PROSPECT — The town will use $191,597 in surplus funds from the Region 16 school budget to purchase a number of items that would’ve otherwise been included in next fiscal year’s budget.

The Town Council last week approved transfers totaling $133,350, including $50,000 to purchase a full-size truck for the Public Works Department.

Last year, the town put $100,000 in a savings account to buy the truck in 2018. Mayor Robert Chatfield said he expects the truck to cost around $200,000, but won’t know the exact price until it is bid out.

The transfer will allow the town to pay for the truck outright, rather than through a lease-purchase agreement, saving the town money in interest.
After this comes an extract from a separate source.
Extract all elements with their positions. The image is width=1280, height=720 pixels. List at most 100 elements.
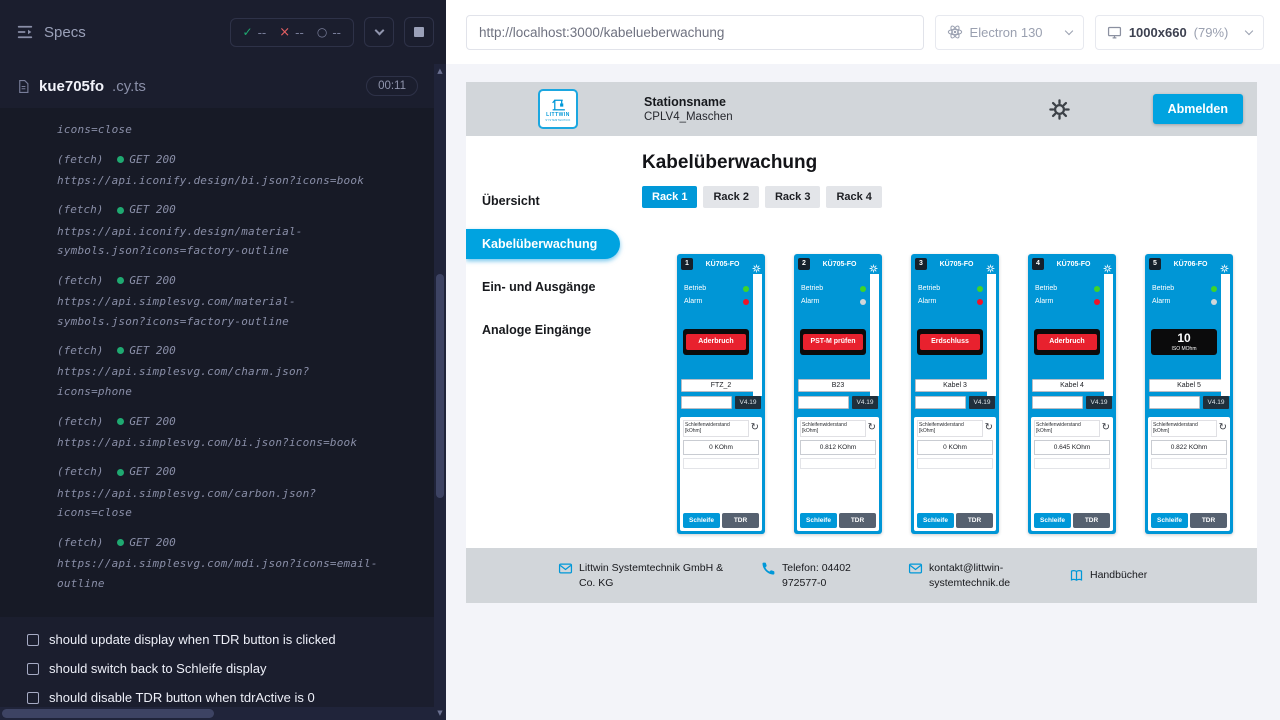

The council also approved adding $20,000 to an account to pay for the next revaluation in a couple of years. The revaluation of taxable property, which the town must complete every five years, is expected to cost about $200,000.

The third transfer was $10,600 for a new 60-inch lawn mower. That transfer should cover the entire cost, Chatfield said. The mower will be used on irrigated fields which need to be mown twice a week.
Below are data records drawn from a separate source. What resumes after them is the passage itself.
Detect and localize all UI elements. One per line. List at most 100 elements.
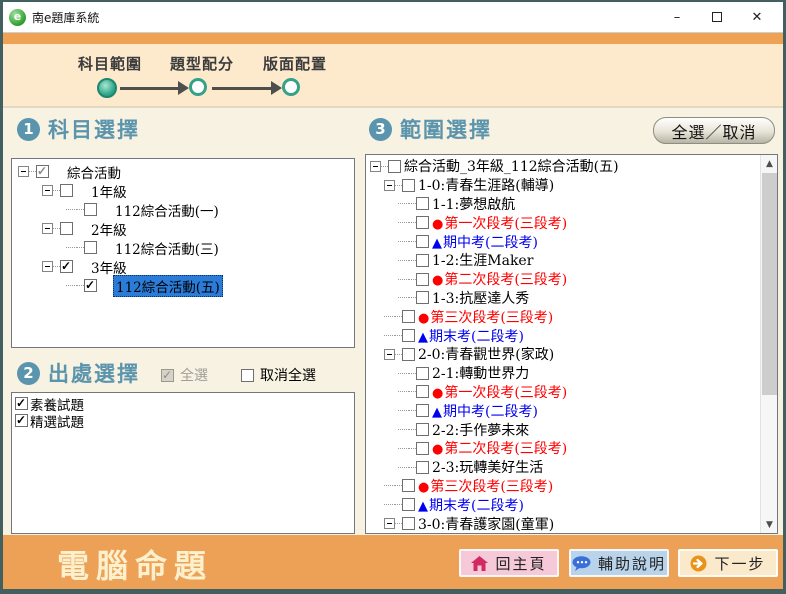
tree-row[interactable]: 綜合活動_3年級_112綜合活動(五) (370, 157, 777, 176)
tree-row[interactable]: 2-2:手作夢未來 (370, 420, 777, 439)
source-list-item[interactable]: 素養試題 (15, 395, 351, 412)
tree-checkbox[interactable] (60, 222, 73, 235)
tree-checkbox[interactable] (416, 291, 429, 304)
tree-checkbox[interactable] (416, 423, 429, 436)
tree-row[interactable]: 1-1:夢想啟航 (370, 195, 777, 214)
tree-row[interactable]: ▲期中考(二段考) (370, 401, 777, 420)
tree-checkbox[interactable] (416, 216, 429, 229)
tree-row[interactable]: ●第二次段考(三段考) (370, 439, 777, 458)
tree-label[interactable]: ▲期中考(二段考) (430, 401, 540, 421)
tree-row[interactable]: ●第二次段考(三段考) (370, 270, 777, 289)
tree-checkbox[interactable] (84, 279, 97, 292)
tree-label[interactable]: ●第二次段考(三段考) (430, 269, 569, 289)
tree-checkbox[interactable] (402, 479, 415, 492)
tree-label[interactable]: ●第一次段考(三段考) (430, 382, 569, 402)
tree-checkbox[interactable] (416, 442, 429, 455)
tree-checkbox[interactable] (416, 367, 429, 380)
home-button[interactable]: 回主頁 (459, 549, 559, 577)
tree-row[interactable]: ●第三次段考(三段考) (370, 477, 777, 496)
tree-label[interactable]: 綜合活動 (65, 162, 123, 182)
tree-row[interactable]: 2-3:玩轉美好生活 (370, 458, 777, 477)
tree-checkbox[interactable] (84, 203, 97, 216)
tree-row[interactable]: 綜合活動 (12, 162, 354, 181)
tree-row[interactable]: 1-0:青春生涯路(輔導) (370, 176, 777, 195)
tree-checkbox[interactable] (36, 165, 49, 178)
tree-checkbox[interactable] (402, 310, 415, 323)
tree-label[interactable]: 112綜合活動(一) (113, 200, 221, 220)
deselect-all-checkbox-box[interactable] (241, 369, 254, 382)
tree-label[interactable]: ●第三次段考(三段考) (416, 476, 555, 496)
tree-label[interactable]: 1年級 (89, 181, 129, 201)
tree-label[interactable]: 1-2:生涯Maker (430, 250, 535, 270)
tree-row[interactable]: ▲期中考(二段考) (370, 232, 777, 251)
select-all-checkbox-box[interactable] (161, 369, 174, 382)
tree-row[interactable]: 112綜合活動(三) (12, 238, 354, 257)
tree-row[interactable]: 1-3:抗壓達人秀 (370, 289, 777, 308)
tree-label[interactable]: 1-3:抗壓達人秀 (430, 288, 531, 308)
expand-toggle-icon[interactable] (384, 518, 395, 529)
tree-row[interactable]: 2-0:青春觀世界(家政) (370, 345, 777, 364)
tree-checkbox[interactable] (416, 404, 429, 417)
tree-label[interactable]: 2-2:手作夢未來 (430, 420, 531, 440)
tree-row[interactable]: ●第一次段考(三段考) (370, 213, 777, 232)
tree-label[interactable]: 1-0:青春生涯路(輔導) (416, 175, 556, 195)
scroll-down-icon[interactable]: ▼ (761, 516, 778, 533)
tree-label[interactable]: 2-1:轉動世界力 (430, 363, 531, 383)
tree-row[interactable]: 2-1:轉動世界力 (370, 364, 777, 383)
tree-row[interactable]: 1-2:生涯Maker (370, 251, 777, 270)
tree-checkbox[interactable] (402, 348, 415, 361)
tree-checkbox[interactable] (60, 184, 73, 197)
scrollbar-thumb[interactable] (762, 173, 777, 395)
help-button[interactable]: 輔助說明 (569, 549, 669, 577)
next-step-button[interactable]: 下一步 (678, 549, 778, 577)
expand-toggle-icon[interactable] (370, 161, 381, 172)
step-dot-3[interactable] (282, 78, 300, 96)
tree-label[interactable]: ●第二次段考(三段考) (430, 438, 569, 458)
tree-checkbox[interactable] (416, 273, 429, 286)
source-list-item[interactable]: 精選試題 (15, 412, 351, 429)
expand-toggle-icon[interactable] (384, 180, 395, 191)
tree-label[interactable]: ▲期末考(二段考) (416, 495, 526, 515)
minimize-button[interactable]: – (657, 2, 697, 32)
tree-row[interactable]: 2年級 (12, 219, 354, 238)
tree-checkbox[interactable] (416, 385, 429, 398)
scroll-up-icon[interactable]: ▲ (761, 155, 778, 172)
tree-checkbox[interactable] (416, 254, 429, 267)
tree-row[interactable]: 3-0:青春護家園(童軍) (370, 514, 777, 533)
maximize-button[interactable] (697, 2, 737, 32)
tree-checkbox[interactable] (416, 461, 429, 474)
vertical-scrollbar[interactable]: ▲ ▼ (760, 155, 777, 533)
tree-label[interactable]: ●第三次段考(三段考) (416, 307, 555, 327)
step-dot-2[interactable] (189, 78, 207, 96)
select-all-checkbox[interactable]: 全選 (161, 365, 208, 385)
tree-label[interactable]: 3-0:青春護家園(童軍) (416, 514, 556, 534)
tree-label[interactable]: ▲期中考(二段考) (430, 232, 540, 252)
tree-checkbox[interactable] (402, 498, 415, 511)
tree-row[interactable]: ▲期末考(二段考) (370, 326, 777, 345)
tree-row[interactable]: ●第三次段考(三段考) (370, 307, 777, 326)
source-checkbox[interactable] (15, 397, 28, 410)
tree-label[interactable]: 2年級 (89, 219, 129, 239)
tree-label[interactable]: 112綜合活動(三) (113, 238, 221, 258)
tree-label[interactable]: ▲期末考(二段考) (416, 326, 526, 346)
source-checkbox[interactable] (15, 414, 28, 427)
tree-checkbox[interactable] (402, 179, 415, 192)
tree-row[interactable]: ▲期末考(二段考) (370, 495, 777, 514)
expand-toggle-icon[interactable] (42, 261, 53, 272)
tree-checkbox[interactable] (416, 235, 429, 248)
tree-checkbox[interactable] (416, 197, 429, 210)
tree-label[interactable]: 2-3:玩轉美好生活 (430, 457, 545, 477)
tree-row[interactable]: 1年級 (12, 181, 354, 200)
tree-label[interactable]: ●第一次段考(三段考) (430, 213, 569, 233)
deselect-all-checkbox[interactable]: 取消全選 (241, 365, 316, 385)
step-dot-1[interactable] (97, 78, 117, 98)
expand-toggle-icon[interactable] (384, 349, 395, 360)
tree-checkbox[interactable] (84, 241, 97, 254)
expand-toggle-icon[interactable] (42, 223, 53, 234)
tree-label[interactable]: 112綜合活動(五) (113, 275, 223, 297)
tree-row[interactable]: 112綜合活動(五) (12, 276, 354, 295)
tree-checkbox[interactable] (402, 517, 415, 530)
tree-checkbox[interactable] (388, 160, 401, 173)
tree-row[interactable]: 112綜合活動(一) (12, 200, 354, 219)
tree-checkbox[interactable] (402, 329, 415, 342)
Another $14,500 will go toward purchasing a new 1,000 gallon gas tank for the fire department. The town garage and police station each have their own fuel tanks already.

“We are just preparing ourselves for when the big one comes, so that our emergency services are going to be fully-sustainable on their own,” Chatfield said.

He said the town can go through 1,000 to 1,500 gallons of gas in a weekend for a storm with a foot of snowfall. He said the town has never run out of fuel in the past.

“We don’t want to get caught short,” he said.

Council member Carla Perugini-Erickson opposed the fuel tank transfer, saying the town’s money could be better spent elsewhere.

After debating whether the expense should be bid out, the council approved $12,000 for a new server for the tax collector and assessor’s office.

Tax Collector Diane Lauber said she didn’t want to go out to bid because she is comfortable with the current IT contractor, Mark Wither of Lightning PC, who has serviced the department for about 15 years and knows the town’s needs and software.

The council agreed to bid out the roughly $7,500 in hardware costs and use Lauber to install the new network.

“I would feel better if this were done properly,” Council member Patricia Geary said.

Several council members vowed to revisit the bidding process for Wither’s contracted services during budget discussions. IT services have never gone out to bid, Chatfield said.

“We want the same person doing the work and don’t want to change every month,” he said.

Perugini-Erickson said the failure to bid those services makes other businesses in town feel bad.

“It appears that we’re not giving them a fair shot,” she said.

The last transfers were $20,000 for legal fees, which have already been spent on union negotiations and land use, $1,250 for payment in lieu of benefits, and $5,000 for storm water inspections.